The incident that ensued escalated until security forces brought out dogs that reportedly bit people in the crowd. Dakota Access personnel left shortly after.

"We've been protesting for weeks now. The Standing Rock Tribal Chairman called for peaceful protectors to come out and help us protect the water, and help us to protect the land, and people answered that call. I get goosebumps just talking about it right now. This is the first time in hundreds of years that we all have come together," Black Elk said.

A federal judge is expected to make a decision late this week, on the injunction filed by the Stand Rock Sioux Tribe against the U.S. Army Corps of Engineers.
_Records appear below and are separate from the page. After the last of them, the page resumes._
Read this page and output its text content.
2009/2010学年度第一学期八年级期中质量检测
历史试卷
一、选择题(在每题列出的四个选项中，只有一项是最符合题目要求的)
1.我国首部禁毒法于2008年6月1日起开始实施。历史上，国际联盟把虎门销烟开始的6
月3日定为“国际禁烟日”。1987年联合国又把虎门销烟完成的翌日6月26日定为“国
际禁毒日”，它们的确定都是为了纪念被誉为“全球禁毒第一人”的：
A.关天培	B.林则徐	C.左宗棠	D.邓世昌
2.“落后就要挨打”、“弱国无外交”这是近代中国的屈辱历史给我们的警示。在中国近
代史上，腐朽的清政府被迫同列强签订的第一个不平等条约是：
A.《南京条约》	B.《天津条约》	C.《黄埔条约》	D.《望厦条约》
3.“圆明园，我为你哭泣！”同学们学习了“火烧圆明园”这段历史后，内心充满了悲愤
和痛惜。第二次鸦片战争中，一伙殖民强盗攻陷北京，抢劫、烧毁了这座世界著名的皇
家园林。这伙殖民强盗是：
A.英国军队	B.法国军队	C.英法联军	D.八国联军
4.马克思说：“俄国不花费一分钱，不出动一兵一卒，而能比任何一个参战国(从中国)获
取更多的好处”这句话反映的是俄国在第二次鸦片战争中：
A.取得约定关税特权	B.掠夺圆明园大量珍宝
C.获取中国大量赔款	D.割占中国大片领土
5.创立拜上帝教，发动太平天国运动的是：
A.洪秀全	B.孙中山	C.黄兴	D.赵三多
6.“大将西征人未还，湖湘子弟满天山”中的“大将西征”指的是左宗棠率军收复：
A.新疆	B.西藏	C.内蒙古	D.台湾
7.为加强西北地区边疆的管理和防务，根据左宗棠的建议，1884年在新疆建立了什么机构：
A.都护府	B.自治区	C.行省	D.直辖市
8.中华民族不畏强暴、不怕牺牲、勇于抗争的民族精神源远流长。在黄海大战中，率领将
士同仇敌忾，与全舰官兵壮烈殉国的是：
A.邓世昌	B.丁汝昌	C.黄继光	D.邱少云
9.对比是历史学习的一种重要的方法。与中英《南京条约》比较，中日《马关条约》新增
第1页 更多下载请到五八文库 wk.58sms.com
The Corps is the primary federal agency responsible for issuing construction permits to Dakota Access, according to the tribe's legal representation, Earthjustice.

The Standing Rock Sioux Tribe filed a temporary restraining order on Sunday, to stop the Dakota Access from bulldozing further.

The University of Montana School of Journalism had people in the camp over the weekend. Professor Jason Begay and two students told MTN News that what they witnessed in camp was different than what they had read in news media.

"The biggest lesson I think that we're learning is that there is a huge difference between reading about, and watching news about, and actually being here," Begay said.

Montana Journalism Review Multi Media Editor Olivia Vanni shared some photos with MTN News. The group visited the camp for the first time Saturday with Vanni saying the camp was organized and peaceful.

When the protesters came back from their organized walk to view the site of the pipeline construction, she was surprised to hear about the violence that happened there Saturday.

"We were in the camp all day, and we felt totally safe. We had no idea this was even going on. We were just doing our interviews and people start coming back saying, 'we were maced, there were dogs.' There was no panic in the camp, we had no idea, nothing like that," recalled Vanni.

Vanni says the people are working to set up a school, a sign the protesters have no plans of leaving anytime soon.